香川県010

小豆島町立星城小学校屋内体育館

  • 1967年竣工
  • 設計/連合設計社市谷建築事務所
  • 施工/清水建設 四国支店
  • 構造形式/鉄骨鉄筋コンクリート造 地上2階
  • 用途/学校建築
  • 所在地/香川県小豆郡小豆島町草壁本町

星城⼩学校は⼩⾖島を⼆分する町のひとつ⼩⾖島町にある町⽴⼩学校。町の中⼼街区である草壁地区には3つの⼩学校があり、星城⼩学校は草壁港近くの⼭麓に位置する。
当⼩学校の建物は傾斜地を利⽤していて、⾼低差のある教室棟が南北に配置され、渡り廊下をはさんで東側に配置された当体育館もその⾼低差をうまく利⽤している。体育館の主要部分(アリーナと舞台)は運動場から⼀層分上がった教室等のレベルにあり、倉庫やトイレは舞台の下、運動場のレベルに設けられている。平地が少なく急峻な⼭を背負う地域での⼯夫といえる。
図⾯が学校にも役場にも残っておらず、アリーナにバスケットコート2⾯が取れることから延べ⾯積の概略は1階アリーナ部分の床⾯積約1200㎡、地下⼀階倉庫部分約180㎡程度である。主要構造は鉄⾻造であるが柱はコンクリートで巻かれており外壁は鉄筋コンクリート造、屋根はデッキプレートの上コンクリート打設。全体としては鉄⾻鉄筋コンクリート造である。
屋根形状に特徴があり切妻型の勾配屋根で、お寺の本堂のような反りがつけられている。当時モダニズム建築の先端技術であった吊り屋根構造(代々⽊屋内競技場や⾹川県⽴体育館)を模倣したデザインではないかと思われる。

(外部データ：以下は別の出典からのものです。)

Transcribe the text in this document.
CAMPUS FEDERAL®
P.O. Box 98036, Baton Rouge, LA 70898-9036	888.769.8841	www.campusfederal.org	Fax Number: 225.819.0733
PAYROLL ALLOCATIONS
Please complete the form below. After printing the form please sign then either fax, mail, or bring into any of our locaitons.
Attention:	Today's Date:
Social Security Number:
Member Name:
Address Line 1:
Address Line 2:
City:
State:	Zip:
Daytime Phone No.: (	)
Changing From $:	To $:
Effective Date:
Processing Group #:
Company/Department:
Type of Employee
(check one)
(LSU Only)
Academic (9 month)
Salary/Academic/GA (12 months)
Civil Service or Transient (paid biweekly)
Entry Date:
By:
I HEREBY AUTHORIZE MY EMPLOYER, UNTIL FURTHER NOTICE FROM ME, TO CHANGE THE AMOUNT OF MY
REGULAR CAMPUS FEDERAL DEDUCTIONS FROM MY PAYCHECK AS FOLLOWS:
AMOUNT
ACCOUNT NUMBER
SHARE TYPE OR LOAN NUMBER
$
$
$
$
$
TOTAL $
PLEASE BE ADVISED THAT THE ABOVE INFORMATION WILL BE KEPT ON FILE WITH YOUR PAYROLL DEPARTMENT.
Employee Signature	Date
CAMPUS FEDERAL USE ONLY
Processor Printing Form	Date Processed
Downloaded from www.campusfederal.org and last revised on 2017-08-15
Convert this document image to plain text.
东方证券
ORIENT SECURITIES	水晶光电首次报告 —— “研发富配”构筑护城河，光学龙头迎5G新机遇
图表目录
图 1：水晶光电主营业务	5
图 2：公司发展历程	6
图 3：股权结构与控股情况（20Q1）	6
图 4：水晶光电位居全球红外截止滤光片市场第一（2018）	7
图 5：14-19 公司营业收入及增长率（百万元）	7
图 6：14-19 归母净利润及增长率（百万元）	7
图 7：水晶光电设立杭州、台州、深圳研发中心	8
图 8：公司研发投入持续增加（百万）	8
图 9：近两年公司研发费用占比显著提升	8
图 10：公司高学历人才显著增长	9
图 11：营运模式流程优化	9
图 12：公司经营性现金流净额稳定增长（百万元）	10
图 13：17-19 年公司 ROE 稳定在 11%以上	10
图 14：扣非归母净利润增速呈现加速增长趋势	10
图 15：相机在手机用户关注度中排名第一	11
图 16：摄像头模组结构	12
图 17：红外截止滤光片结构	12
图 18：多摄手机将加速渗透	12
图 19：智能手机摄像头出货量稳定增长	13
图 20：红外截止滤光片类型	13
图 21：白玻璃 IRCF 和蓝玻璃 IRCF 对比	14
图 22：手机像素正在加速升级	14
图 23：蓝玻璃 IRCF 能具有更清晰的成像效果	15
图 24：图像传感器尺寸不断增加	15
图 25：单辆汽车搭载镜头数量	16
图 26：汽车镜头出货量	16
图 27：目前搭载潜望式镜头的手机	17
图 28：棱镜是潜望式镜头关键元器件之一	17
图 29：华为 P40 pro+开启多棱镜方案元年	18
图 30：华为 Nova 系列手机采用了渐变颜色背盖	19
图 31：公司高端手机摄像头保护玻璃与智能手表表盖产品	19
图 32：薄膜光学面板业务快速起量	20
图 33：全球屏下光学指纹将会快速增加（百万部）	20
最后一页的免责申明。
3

構造的には吊り屋根ではなく棟部分に梁せいの⼤きいトラスを渡しそこから梁せいの⼩さいトラスを反りを付けておろして桁側の柱につなげている。
平成24年(2012年)に耐震補強が⾏われていて、桁⽅向の⽔平⼒の補強のため桁壁にブレース、妻壁に⽔平梁が付加されている。外壁は複層模様吹き付け仕上、屋根はシート防⽔。現在の仕上はいずれも耐震改修⼯事と同時期に施⼯されたと思われる。竣⼯時に外壁がコンクリート打ち放し仕上であったかどうかは確認できていない(落成時の写真でも判別できない)。1960年代の公共建築に打ち放しが多かったことから壁に塗装はされていなかったのではないかと推測される。
特に芸術的にレベルの⾼い建物ではないが当時の時代の影響を受けたユニークな構造と形態であること、⼩学校の活動の施設として、⼜地域住⺠の利⽤施設として親しまれていることが特徴としてあげられる。島の⼈⼝は年々減少しており、3つの⼩学校も今後統合されていくことが予想されるので、これからどのように活⽤していくのかが課題と思われる。